City officials are also planning a supplemental tax for Fiscal 2013, pending state legislature approval, and hope to pay immediate debt with the help of privately placed tax anticipation notes, as the city's low credit rating makes public market access unlikely. Woonsocket, Moody's points out, has a very high debt burden, at 10.8 percent of full value, including a significant pension obligation bond issue, and large, unfunded pension and other post employment benefit liabilities.
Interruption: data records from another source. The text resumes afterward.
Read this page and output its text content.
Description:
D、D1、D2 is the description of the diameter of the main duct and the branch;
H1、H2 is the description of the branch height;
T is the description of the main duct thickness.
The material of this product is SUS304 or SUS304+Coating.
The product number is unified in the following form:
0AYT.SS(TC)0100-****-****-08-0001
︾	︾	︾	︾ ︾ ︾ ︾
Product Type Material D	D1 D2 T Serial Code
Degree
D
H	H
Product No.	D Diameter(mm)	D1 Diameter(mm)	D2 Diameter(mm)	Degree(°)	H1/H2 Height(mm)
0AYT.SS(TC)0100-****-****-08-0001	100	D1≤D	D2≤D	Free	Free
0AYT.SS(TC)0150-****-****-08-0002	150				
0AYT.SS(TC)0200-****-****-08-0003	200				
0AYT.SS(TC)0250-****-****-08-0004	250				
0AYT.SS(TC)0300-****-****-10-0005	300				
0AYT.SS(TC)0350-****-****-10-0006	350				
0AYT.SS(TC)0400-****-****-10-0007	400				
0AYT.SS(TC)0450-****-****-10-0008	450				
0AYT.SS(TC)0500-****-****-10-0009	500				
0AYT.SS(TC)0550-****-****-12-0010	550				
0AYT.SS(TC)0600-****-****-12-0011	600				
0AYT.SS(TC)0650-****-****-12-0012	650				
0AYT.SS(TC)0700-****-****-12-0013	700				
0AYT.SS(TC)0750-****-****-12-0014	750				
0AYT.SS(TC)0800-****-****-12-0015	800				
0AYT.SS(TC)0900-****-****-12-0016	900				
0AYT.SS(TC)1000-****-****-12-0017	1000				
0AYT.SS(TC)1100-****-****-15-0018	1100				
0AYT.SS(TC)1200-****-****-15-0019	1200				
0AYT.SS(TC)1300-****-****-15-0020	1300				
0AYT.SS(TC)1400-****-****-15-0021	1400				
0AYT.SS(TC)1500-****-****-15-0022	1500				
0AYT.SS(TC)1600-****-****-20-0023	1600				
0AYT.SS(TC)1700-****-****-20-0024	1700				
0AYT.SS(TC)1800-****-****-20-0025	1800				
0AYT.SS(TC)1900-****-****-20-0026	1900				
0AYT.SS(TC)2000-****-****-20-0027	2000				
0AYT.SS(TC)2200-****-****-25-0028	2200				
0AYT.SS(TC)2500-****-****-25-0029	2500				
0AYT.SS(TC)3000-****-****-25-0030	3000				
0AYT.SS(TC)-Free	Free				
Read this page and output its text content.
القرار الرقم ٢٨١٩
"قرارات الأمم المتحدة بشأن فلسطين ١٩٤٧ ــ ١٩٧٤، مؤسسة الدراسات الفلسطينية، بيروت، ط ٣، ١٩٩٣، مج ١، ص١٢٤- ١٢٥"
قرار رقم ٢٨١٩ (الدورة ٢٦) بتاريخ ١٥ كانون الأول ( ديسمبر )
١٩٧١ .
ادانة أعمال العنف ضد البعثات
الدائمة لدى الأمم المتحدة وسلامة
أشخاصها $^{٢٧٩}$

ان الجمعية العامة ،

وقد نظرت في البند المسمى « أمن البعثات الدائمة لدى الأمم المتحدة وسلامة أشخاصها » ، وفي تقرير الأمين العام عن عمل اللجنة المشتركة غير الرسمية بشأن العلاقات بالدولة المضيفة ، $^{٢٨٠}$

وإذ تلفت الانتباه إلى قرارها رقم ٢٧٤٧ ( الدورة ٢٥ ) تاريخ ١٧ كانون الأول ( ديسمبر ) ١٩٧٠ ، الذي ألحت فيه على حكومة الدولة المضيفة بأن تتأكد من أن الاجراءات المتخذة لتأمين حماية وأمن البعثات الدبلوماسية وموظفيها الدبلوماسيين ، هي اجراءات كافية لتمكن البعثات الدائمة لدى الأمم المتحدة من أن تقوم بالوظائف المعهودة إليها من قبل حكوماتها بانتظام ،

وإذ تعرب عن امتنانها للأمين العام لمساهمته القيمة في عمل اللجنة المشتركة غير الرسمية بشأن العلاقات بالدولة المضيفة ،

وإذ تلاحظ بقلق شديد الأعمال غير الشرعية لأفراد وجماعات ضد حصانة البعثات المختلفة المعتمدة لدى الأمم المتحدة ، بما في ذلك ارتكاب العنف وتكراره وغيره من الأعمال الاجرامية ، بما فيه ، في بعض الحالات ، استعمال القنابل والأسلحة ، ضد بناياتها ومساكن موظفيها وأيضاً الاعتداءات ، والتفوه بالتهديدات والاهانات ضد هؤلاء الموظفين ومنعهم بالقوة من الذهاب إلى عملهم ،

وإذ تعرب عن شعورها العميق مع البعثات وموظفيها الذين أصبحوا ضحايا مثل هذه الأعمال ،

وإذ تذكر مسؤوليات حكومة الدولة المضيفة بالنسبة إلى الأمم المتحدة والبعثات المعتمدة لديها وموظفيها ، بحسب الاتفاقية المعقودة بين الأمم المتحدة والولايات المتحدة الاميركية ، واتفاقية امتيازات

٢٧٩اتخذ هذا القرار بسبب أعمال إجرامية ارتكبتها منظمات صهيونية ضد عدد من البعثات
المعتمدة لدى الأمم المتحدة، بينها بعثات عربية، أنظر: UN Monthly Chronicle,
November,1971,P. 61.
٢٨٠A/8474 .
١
The review for downgrade will consider the city's development and execution of a plan to make its $4.8 million debt service payment due July 15, in light of its severely strained liquidity position. The review will also consider the likelihood of implementation of a balanced budget for 2014 and a five-year deficit reduction plan, which will require successful resolution of ongoing union negotiations to achieve material reductions in active and retiree health and pension benefits. Finally, the review will consider the likelihood of the appointment of a receiver, which could be a precursor to a Chapter 9 bankruptcy filing.